Man who attacked House lobby where Ashli Babbitt was shot is convicted

A Kentucky man who was part of a mob smashing windows to the House Speaker’s Lobby in the Capitol on Jan. 6, which led to Ashli Babbitt trying to climb through before being fatally shot by police, was convicted Thursday of two felonies and seven misdemeanors, including obstruction of an official proceeding and destruction of government property.

Chad Barrett Jones, 45, of Mount Washington, Ky., was captured on video as part of a group of Donald Trump supporters cursing U.S. Capitol Police officers who were standing outside the glass doors to the Speaker’s Lobby while members of Congress were preparing to evacuate as rioters neared. Behind the glass were chairs and tables, and also an armed Capitol Police lieutenant, Michael Byrd.

Jones, in a red coat and gray knit cap, and others were punching and striking the glass panels. The three Capitol Police officers are seen in the video walking away from the doors as an armed tactical squad approaches from behind. The mob began slamming the glass with fists and hard objects, and Jones was accused of hitting one panel at least 10 times.

As another panel collapsed, Babbitt is seen in the video climbing up into the frame through the broken glass, and was then fatally shot by Byrd. Byrd was cleared of any criminal charges by the Justice Department.

A family member who saw Jones on a news program reported him to the FBI on Jan. 8, 2021, according to court records. The family member told agents that Jones wanted to explain “why it all was happening and why it was a hoax.”

Jones was arrested on Jan. 16, 2021, and later indicted on nine counts, five of them felonies. Instead of a jury trial, he chose a bench trial before Senior U.S. District Judge Richard J. Leon, who was handling his first Jan. 6 case.

During the four-day trial last week, Leon granted a motion by defense attorney William C. Brennan Jr. to strike the words “deadly and dangerous weapon” from three counts, lowering them from felonies to misdemeanors.

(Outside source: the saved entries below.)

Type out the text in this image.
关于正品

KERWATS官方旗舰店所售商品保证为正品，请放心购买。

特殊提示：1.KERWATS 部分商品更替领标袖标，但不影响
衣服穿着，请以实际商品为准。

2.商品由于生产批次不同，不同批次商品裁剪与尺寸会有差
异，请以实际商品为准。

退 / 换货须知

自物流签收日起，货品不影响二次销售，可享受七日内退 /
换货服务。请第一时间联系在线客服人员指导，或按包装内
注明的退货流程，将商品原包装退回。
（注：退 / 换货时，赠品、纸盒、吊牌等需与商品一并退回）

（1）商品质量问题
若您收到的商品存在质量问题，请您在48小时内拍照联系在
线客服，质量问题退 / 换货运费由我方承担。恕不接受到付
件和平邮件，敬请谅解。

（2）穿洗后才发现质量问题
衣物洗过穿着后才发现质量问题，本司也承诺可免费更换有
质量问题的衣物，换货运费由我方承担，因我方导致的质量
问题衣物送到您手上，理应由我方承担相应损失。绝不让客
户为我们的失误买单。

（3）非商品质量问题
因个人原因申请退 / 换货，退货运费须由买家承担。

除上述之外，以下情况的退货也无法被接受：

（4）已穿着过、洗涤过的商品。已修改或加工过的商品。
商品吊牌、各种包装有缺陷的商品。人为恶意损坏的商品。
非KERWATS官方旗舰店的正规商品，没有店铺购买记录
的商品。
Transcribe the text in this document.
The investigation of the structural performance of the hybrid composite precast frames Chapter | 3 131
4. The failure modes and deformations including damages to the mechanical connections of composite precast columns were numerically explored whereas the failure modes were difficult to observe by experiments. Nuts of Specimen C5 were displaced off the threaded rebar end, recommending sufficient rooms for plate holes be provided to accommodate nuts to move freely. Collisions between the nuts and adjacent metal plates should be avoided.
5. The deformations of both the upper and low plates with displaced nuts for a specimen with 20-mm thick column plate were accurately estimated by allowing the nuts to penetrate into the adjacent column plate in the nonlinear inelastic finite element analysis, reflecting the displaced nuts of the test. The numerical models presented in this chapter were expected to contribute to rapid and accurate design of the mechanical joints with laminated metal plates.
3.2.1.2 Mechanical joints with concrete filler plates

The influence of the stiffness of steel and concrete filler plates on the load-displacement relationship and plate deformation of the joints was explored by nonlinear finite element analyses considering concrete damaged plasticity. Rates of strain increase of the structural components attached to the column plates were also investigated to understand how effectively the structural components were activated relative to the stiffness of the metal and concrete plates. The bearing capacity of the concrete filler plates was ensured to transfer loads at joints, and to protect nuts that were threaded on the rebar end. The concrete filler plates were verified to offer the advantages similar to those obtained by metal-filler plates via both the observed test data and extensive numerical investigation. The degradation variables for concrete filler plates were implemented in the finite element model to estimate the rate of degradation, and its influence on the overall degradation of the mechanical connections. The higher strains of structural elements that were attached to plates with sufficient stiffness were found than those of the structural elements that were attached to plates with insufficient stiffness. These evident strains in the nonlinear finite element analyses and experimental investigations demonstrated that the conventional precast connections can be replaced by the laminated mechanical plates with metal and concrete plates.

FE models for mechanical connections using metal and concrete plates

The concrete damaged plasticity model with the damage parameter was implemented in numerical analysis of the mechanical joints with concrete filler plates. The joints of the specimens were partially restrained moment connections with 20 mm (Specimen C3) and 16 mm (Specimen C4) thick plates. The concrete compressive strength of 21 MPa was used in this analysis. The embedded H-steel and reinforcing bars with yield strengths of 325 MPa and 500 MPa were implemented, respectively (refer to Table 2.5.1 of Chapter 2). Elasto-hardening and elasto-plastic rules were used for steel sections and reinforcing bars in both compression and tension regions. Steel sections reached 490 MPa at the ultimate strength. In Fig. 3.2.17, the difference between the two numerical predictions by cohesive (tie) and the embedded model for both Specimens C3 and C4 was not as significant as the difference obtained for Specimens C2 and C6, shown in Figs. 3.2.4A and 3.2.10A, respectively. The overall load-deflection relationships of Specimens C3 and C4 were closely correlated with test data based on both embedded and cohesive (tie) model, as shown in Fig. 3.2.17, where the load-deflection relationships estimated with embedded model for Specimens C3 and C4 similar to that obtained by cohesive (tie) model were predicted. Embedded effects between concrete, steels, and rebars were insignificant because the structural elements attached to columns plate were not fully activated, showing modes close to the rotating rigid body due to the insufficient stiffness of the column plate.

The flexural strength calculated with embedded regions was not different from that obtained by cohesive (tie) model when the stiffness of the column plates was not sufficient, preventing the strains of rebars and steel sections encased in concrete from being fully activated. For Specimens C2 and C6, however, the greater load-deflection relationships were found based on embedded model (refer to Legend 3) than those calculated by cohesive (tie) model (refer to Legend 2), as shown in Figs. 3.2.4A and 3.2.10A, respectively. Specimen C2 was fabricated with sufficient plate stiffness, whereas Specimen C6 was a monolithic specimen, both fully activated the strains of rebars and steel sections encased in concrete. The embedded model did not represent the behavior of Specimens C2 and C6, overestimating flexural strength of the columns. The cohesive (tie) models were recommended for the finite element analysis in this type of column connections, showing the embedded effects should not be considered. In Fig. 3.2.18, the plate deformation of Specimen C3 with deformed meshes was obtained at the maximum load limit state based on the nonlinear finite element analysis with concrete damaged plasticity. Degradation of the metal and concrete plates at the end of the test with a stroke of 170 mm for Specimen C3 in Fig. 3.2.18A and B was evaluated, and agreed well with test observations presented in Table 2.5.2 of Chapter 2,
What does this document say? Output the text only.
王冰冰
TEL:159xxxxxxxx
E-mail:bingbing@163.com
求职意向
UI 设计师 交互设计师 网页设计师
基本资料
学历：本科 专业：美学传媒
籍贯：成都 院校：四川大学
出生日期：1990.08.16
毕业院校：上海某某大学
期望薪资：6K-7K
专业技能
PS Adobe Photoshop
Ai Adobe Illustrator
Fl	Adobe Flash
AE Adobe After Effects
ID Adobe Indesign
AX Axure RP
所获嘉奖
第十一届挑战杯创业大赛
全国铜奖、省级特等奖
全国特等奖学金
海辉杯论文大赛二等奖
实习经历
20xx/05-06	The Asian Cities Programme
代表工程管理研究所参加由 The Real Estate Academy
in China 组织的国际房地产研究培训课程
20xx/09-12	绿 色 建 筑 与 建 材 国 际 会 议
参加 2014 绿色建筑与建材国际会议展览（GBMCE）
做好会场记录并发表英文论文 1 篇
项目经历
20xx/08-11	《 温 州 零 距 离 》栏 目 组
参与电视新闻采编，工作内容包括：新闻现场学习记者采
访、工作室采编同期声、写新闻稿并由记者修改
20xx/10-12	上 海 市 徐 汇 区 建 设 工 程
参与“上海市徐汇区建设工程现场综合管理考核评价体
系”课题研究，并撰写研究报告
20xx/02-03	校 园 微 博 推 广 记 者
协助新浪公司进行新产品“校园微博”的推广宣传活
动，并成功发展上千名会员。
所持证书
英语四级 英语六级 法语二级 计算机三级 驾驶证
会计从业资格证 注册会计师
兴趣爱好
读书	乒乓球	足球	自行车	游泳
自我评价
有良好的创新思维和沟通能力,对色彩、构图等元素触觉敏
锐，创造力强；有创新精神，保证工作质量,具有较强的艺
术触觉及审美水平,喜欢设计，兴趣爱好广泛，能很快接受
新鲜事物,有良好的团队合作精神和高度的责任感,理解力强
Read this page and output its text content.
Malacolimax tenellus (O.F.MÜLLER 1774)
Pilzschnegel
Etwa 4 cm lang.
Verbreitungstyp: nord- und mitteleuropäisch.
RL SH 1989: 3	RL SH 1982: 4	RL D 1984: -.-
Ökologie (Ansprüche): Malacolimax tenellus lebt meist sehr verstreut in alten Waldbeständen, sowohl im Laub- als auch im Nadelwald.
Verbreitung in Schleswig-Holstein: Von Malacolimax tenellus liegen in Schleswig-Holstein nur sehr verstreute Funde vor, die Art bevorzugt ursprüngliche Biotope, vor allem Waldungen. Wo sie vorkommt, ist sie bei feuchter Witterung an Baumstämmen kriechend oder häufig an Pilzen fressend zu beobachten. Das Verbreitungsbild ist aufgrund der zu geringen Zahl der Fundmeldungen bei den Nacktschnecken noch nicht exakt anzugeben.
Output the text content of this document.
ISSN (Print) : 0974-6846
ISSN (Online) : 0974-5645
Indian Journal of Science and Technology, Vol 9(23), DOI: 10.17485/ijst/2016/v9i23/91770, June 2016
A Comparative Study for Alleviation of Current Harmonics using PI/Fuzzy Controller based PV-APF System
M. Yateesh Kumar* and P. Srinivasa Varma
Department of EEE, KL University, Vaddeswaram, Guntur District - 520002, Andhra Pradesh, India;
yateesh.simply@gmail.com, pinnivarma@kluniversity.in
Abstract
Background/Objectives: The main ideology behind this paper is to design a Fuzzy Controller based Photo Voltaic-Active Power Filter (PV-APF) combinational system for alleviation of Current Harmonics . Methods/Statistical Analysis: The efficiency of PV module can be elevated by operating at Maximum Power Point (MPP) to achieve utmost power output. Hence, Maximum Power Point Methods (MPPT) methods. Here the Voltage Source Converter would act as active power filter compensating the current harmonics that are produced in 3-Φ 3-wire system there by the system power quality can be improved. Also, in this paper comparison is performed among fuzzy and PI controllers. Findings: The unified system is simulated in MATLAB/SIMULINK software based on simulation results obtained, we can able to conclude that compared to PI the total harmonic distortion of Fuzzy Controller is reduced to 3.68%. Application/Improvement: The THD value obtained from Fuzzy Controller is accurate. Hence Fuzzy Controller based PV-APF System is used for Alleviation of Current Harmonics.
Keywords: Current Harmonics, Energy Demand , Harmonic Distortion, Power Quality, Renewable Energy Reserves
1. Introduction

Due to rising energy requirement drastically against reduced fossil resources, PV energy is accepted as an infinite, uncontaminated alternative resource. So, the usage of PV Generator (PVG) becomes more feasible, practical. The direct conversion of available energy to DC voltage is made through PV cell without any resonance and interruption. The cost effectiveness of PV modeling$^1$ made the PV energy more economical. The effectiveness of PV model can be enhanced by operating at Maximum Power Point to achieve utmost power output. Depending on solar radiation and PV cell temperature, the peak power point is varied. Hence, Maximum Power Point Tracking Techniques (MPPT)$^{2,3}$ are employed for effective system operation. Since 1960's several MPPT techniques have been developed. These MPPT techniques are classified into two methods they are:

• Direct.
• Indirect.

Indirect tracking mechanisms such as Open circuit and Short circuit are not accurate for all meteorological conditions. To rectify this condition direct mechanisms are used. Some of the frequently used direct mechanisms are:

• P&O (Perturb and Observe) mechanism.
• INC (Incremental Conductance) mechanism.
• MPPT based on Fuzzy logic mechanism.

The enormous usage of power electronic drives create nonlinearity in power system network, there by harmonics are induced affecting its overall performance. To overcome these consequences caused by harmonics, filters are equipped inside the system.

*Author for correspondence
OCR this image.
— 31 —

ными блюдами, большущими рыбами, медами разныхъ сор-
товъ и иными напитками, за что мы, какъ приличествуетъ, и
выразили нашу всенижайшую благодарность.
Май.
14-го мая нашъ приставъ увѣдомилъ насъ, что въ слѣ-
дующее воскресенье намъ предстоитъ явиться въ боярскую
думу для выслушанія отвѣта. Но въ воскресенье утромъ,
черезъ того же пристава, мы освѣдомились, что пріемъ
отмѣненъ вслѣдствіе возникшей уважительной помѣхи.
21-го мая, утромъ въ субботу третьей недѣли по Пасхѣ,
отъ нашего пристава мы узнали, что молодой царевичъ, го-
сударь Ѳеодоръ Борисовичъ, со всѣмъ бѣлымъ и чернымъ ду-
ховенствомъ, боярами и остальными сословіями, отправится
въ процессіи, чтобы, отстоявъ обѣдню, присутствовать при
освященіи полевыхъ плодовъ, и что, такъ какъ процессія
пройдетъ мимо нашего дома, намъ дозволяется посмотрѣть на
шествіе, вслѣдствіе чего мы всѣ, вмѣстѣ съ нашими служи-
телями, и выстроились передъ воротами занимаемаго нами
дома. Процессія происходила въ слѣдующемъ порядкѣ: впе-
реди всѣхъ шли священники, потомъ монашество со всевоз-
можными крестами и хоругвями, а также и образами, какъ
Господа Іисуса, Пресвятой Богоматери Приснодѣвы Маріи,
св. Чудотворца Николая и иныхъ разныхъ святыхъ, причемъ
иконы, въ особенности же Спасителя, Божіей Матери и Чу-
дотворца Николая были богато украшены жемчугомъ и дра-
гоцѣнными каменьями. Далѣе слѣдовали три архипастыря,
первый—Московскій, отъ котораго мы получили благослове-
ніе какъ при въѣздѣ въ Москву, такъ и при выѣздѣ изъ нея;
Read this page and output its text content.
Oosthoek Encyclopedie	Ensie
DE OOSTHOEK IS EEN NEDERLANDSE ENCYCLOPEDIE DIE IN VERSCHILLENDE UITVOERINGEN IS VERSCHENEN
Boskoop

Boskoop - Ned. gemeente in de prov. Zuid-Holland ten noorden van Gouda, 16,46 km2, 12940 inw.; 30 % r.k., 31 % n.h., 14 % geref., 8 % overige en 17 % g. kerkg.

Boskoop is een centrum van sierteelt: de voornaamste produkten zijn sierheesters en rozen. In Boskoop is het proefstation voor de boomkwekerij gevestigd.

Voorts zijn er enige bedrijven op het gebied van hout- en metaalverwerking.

Leon ruled that the wooden flagpole was not inherently dangerous, and that “even when he [Jones] was being pushed out of the Capitol by officers, he never used it as a weapon.”

Although that decision lowered Jones’s possible sentencing range on those counts, Leon still found Jones guilty of the felonies obstruction of an official proceeding, with a maximum possible sentence of 20 years, and impeding police during a civil disorder. No judge has imposed the maximum sentence on a Jan. 6 defendant for obstruction of an official proceeding. The longest sentence imposed on a Jan. 6 defendant was 18 years, which was given to Oath Keepers founder Stewart Rhodes and included many other charges in addition to obstruction.

“He knew Congress was meeting,” Leon said of Jones. “His attempting to break down a window outside the House chamber impeded the House certification” of the electoral vote.

Jones’s sentencing is set for Nov. 8.